Laut Sausmikat kann in Zeiten, in denen viele nach Selbstoptimierung streben, sogar so ein banales Produkt wie Salz zum Superfood werden – mit dem richtigen Marketing, das oft einen Bezug zu alter Heilkunst oder indigenen Völkern herstelle. „Damit werden Emotionen bedient, Nachhaltigkeit suggeriert. Dabei kann das oft schon durch die Transportwege gar nicht zutreffen.“
Die Auszeichnung von Superfoods ist oft mangelhaft
Bedient wird auch das Bedürfnis, sich im Alltag etwas Gutes tun zu wollen. „Das könnte auch mit einem Pfefferminztee gelingen, aber es muss heutzutage der Gerstengrassaft sein“, sagt Sausmikat. Auch Optik spiele eine Rolle. Der Saft ist leuchtend grün – ein Hingucker und laut Anbieter geeignet, das Essen farblich auf die Zimmerpflanzen abzustimmen. Auch das Schlank-Versprechen lockt. Laut Sausmikat lassen sich Kilos aber nicht mit Drinks aus vermeintlichem Wunderpulver schmelzen. Einzelne Superfoods könnten ein ungünstiges Muster aus Ernährung und Lebensstil nicht wettmachen.
Die Verbraucherzentralen seien nicht generell gegen Superfoods, stellt die Expertin klar: „Es ist ja die Frage, was das überhaupt ist. Wenn man heimische, unverarbeitete Produkte meint, ist nichts einzuwenden. Aber mit vielen anderen Produkten wird Verbrauchern das Geld aus der Tasche gezogen.“ Und oft seien heimische Lebensmittel weit gereisten Superfoods wie Chia, Acai oder Matcha gesundheitlich ebenbürtig.

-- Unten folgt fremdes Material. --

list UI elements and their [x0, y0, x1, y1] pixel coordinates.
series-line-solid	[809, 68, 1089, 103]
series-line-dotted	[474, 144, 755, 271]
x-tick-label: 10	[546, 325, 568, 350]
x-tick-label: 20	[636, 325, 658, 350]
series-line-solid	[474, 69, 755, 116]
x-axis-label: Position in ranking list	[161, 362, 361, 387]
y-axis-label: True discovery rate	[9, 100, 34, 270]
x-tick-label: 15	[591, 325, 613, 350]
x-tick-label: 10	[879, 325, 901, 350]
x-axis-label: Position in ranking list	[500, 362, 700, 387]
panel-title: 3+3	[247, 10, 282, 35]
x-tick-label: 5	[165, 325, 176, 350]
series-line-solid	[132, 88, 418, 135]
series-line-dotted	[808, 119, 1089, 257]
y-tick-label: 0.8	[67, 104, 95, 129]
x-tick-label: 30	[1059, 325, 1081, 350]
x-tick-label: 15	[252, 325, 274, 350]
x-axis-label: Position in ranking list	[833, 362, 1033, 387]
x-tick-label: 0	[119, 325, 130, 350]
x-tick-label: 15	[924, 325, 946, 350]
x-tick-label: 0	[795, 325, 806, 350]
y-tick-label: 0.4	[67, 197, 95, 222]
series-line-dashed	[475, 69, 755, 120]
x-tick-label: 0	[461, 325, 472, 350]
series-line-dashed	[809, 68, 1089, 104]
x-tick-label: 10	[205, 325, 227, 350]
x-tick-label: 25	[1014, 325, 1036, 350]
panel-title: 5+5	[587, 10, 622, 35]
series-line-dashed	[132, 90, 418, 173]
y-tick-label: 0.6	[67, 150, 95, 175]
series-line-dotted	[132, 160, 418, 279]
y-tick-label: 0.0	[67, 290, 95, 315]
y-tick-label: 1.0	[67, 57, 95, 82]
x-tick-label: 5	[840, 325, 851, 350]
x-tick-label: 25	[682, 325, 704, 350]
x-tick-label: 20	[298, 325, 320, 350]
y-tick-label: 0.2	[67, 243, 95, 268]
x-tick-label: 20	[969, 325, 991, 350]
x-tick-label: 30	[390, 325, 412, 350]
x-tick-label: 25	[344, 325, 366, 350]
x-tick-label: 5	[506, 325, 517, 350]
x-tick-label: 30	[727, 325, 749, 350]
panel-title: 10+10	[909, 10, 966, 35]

Dem Verbraucher bleibt also nichts anderes übrig, als Superfoods selber zu hinterfragen. Auf die Kennzeichnung ist kein Verlass. Laut Verbraucherschutz sind diese mangelhaft. Häufig würden Mengenangaben zu beworbenen Nährstoffen fehlen oder unzulässige gesundheitsbezogene Angaben gemacht.